When the owners finally realized that they needed some sort of safeguard against themselves, they attempted to shove free-agent compensation down the players' throats in 1981. (A team that lost a free agent would be compensated by a player or players from the signing team's roster.) The players rebelled and the standoff resulted in a deadly 50-day labor strike, the first ever of its kind in sports. Both sides finally compromised, but the ensuing changes never stopped salaries from escalating, and the owners ultimately colluded after the 1986 season and refused to offer any free agents contracts. This led to a spring-training lockout by the owners and a lawsuit from the players -- and so on and so on. Last year's strike started because the owners instituted team salary caps and revenue sharing, which the players vehemently protested (and rightly so, because they inhibited a free-market value that had already been established in court.) The result? Another stoppage. No games in August and September. No World Series. A shortened season this year. And no end to the problems in sight.
Disturbing the balance
Free agency also transformed the fragile balance of the game because -- after 1975 -- owners couldn't afford to keep a top-notch team intact for more than a few years. Oakland won three World Series in a row, from 1972 through 1974, but during the next two seasons, owner Charlie Finley stripped his team down to the bone. All of Finley's star veterans (like Jackson and Vida Blue) were either traded or allowed to leave Oakland by free agency. The same thing happened in Cincinnati (Rose, Perez, and Morgan all left) and in Boston (by 1981, Fisk, Burleson, and Lynn had departed). A new dynamic took hold. Teams either tried to win immediately by signing every veteran in sight, or they rebuilt with their minor-league system. Small-market teams began trading their most expensive stars during the season, trying to obtain some value for them before free agency left them with nothing. And the game shifted, giving way to a dichotomy between the large-market teams (Los Angeles, New York, etc.) and the small-market teams (Pittsburgh, Montreal, etc.).
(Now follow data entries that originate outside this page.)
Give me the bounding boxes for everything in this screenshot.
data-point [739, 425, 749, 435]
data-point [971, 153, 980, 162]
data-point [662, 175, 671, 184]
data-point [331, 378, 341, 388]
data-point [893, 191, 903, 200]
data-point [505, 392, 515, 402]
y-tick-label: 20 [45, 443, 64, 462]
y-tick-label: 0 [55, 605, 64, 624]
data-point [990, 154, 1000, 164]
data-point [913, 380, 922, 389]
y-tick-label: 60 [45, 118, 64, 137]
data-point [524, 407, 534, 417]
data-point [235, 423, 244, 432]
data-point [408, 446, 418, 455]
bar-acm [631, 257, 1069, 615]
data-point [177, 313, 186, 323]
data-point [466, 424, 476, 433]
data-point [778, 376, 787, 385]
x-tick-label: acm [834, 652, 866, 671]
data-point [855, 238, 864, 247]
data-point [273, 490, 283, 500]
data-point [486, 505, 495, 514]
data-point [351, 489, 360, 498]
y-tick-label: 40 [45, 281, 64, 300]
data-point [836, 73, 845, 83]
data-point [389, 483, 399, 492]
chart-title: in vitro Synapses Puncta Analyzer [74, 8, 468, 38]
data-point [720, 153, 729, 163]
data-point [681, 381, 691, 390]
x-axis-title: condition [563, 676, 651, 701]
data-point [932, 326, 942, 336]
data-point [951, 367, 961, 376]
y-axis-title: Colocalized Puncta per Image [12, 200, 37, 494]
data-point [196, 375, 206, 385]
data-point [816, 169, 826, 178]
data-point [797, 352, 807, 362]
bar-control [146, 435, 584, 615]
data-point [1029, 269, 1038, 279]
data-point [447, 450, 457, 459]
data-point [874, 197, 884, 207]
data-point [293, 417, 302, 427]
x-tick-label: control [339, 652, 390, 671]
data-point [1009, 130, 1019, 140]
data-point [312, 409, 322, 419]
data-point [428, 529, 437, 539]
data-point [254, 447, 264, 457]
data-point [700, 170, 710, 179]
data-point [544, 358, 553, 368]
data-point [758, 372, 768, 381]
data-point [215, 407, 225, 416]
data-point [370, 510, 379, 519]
The owners were terrified of this scenario, as Roger Angell wrote in the New Yorker in 1972. "From the beginning, [the owners] had defended the reserve clause . . . by claiming that its removal would invite hundreds of ballplayers, including most of the great stars, to sell themselves each year to the highest bidder, thus assuring an automatic championship to the team with the highest payroll, and also making it certain that no club could hope to maintain the year-to-year personnel and identifying character that preserve fan loyalty."
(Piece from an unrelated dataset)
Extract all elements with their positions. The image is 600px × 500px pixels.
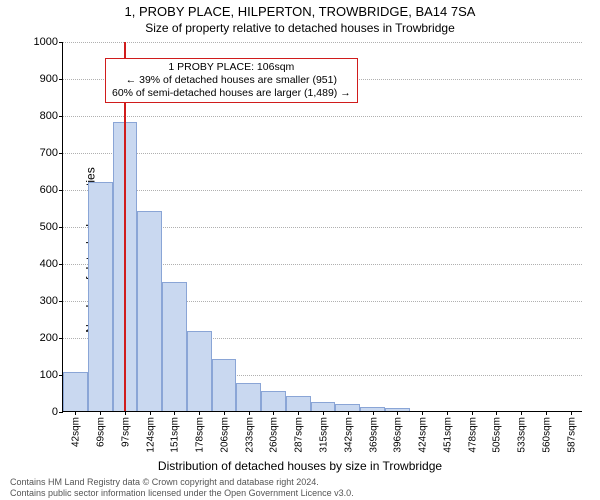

Say what you will about baseball owners, but they were right. A good Montreal Expos team from the mid-'80s disappeared by the end of the decade, as guys like Andre Dawson and Tim Raines fled to greener pastures. A great Pittsburgh team from the early '90s finished in first place for three years in a row, then fell apart after the team failed to re-sign stars Bobby Bonilla, Barry Bonds, and Doug Drabek. The '95 Montreal Expos dismantled its team before it won anything, trading All Stars John Wetteland and outfielder Marquis Grissom for prospects and losing free agent Larry Walker to Colorado in spring training (they're rumored to be making more changes after this season).